Quantitative computed tomography imaging of interstitial lung diseases

Abstract

Purpose: High-resolution chest computed tomography (HRCT) is essential in the characterization of interstitial lung disease. The HRCT features of some diseases can be diagnostic. Longitudinal monitoring with HRCT can assess progression of interstitial lung disease; however, subtle changes in the volume and character of abnormalities can be difficult to assess. Accuracy of diagnosis can be dependent on expertise and experience of the radiologist, pathologist, or clinician. Quantitative analysis of thoracic HRCT has the potential to determine the extent of disease reproducibly, classify the types of abnormalities, and automate the diagnostic process.

Materials and methods: Novel software that utilizes histogram signatures to characterize pulmonary parenchyma was used to analyze chest HRCT data, including retrospective processing of clinical CT scans and research data from the Lung Tissue Research Consortium. Additional information including physiological, pathologic, and semiquantitative radiologist assessment was available to allow comparison of quantitative results, with visual estimates of the disease, physiological parameters, and measures of disease outcome.

Results: Quantitative analysis results were provided in regional volumetric quantities for statistical analysis and a graphical representation. These results suggest that quantitative HRCT analysis can serve as a biomarker with physiological, pathologic, and prognostic significance.
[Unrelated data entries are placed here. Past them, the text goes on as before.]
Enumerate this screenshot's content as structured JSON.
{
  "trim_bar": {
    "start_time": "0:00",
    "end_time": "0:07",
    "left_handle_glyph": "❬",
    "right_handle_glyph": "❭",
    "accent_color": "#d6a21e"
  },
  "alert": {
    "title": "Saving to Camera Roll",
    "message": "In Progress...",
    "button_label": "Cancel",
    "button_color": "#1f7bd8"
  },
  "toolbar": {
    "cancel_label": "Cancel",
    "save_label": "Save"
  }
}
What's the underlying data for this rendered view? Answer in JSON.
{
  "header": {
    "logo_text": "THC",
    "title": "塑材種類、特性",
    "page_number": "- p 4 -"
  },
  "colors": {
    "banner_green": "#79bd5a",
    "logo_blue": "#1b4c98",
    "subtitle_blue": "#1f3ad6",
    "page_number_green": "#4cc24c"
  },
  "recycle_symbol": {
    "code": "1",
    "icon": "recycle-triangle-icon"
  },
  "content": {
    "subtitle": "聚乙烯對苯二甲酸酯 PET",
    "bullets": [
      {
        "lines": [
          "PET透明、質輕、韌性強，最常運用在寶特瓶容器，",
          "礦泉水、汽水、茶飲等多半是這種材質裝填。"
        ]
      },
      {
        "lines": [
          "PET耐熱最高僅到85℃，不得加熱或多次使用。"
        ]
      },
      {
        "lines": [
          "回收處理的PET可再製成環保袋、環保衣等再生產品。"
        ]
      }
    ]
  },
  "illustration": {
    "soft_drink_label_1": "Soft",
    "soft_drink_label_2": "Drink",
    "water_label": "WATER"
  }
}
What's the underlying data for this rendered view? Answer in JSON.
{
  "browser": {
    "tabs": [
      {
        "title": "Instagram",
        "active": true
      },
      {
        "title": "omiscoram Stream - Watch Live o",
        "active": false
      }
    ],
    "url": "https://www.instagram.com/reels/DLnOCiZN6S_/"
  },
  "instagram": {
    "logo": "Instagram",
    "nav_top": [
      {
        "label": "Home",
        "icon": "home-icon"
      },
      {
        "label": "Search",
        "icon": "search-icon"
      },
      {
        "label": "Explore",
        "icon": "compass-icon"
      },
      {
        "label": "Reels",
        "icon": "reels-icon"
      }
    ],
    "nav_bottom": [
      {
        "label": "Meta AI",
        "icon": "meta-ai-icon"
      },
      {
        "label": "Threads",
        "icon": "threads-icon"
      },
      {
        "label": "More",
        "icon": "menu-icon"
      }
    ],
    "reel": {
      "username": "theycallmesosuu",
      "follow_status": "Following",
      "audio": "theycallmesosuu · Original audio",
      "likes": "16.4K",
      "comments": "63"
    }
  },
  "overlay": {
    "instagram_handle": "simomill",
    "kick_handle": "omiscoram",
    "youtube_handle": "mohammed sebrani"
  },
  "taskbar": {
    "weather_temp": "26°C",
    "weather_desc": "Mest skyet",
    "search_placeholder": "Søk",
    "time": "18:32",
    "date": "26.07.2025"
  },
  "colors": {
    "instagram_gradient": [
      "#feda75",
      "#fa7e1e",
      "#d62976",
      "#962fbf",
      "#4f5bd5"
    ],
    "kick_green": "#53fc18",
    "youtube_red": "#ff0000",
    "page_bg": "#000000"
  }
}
Conclusions: It is likely that quantitative analysis of HRCT can be used in clinical practice as a means to aid in identifying a probable diagnosis, stratifying prognosis in early disease, and consistently determining progression of the disease or response to therapy. Further optimization of quantitative techniques and longitudinal analysis of well-characterized subjects would be helpful in validating these methods.

Figure 1

2D projection of the 3D MDS for the pairwise CVM dissimilarity of the 976 color-coded VOIs used to train CALIPER.

Figure 2

Representative glyph provides summary of distribution for 5 characteristic CT patterns (color-coded) in lung parenchyma. The first letter (R/L) denotes the right and left lung, the second letter (U/M/L) denotes, respectively, the upper, middle, and lower lung zones defined on the basis of the automatic detection of carina. The radius of the glyph is proportional to the lung volume. The white outer circle denotes the predicted total lung capacity of the subject.

Figure 3

The montage of glyphs for CT scans of 372 LTRC subjects demonstrates the spectrum of parenchymal abnormalities. Subjects in the LTRC shown here represent a variety of ILD, COPD, and mixed parenchymal and/or airway diseases including UIP, nonspecific interstitial pneumonitis, hypersensitivity pneumonitis, emphysema, bronchiolitis, and combined pulmonary fibrosis and emphysema. COPD subjects generally have more blue (representing low-attenuation/emphysema regions), whereas ILD or mixed parenchymal diseases demonstrate more yellow, orange, and red (GG, RI, and HC, respectively). There are few, if any, truly “normal” subjects in the LTRC database, and therefore only a minority of glyphs exhibit predominantly green throughout all regions.

Figure 4

Location tagging of the summary glyph (top) to the underlying 3D scan data (bottom). In this example, clicking on the emphysema (blue)—left upper (LU)—region of the glyph reveals the triplanar view of the most characteristic emphysema region in the left upper lobe. The first letter (R/L) indicates the right and left lung, the second letter (U/M/L) denotes, respectively, the upper, middle, and lower lung zones.

Figure 5

Patho-spatio-temporal glyph illustration for a subject with progressing fibrotic ILD. The decreasing lung volume (radius of the glyph) with respect to the outer white circle (predicted total lung capacity), loss of normal parenchyma, and increasing proportion of HC and RI densities in the volume is apparent. Volume loss in the right lung is relatively greater than in the left. The first letter (R/L) indicates the right and left lung, the second letter (U/M/L) denotes, respectively, the upper, middle, and lower lung zones.

Figure 6

Graph revealing that the mean pairwise CVM dissimilarity distances between the pattern-specific exemplars are significantly higher than the mean dissimilarity distances within the VOIs belonging to the individual cluster. The high interexemplar and low intracluster values signify high cluster validity. Quantitative efficacy of the clustering was established by computing the similarity statistic (R) by the ANOSIM method. The combined R for the 5 clusters was found to be 0.962±0.017, with P<0.005. E indicates emphysema; N, normal.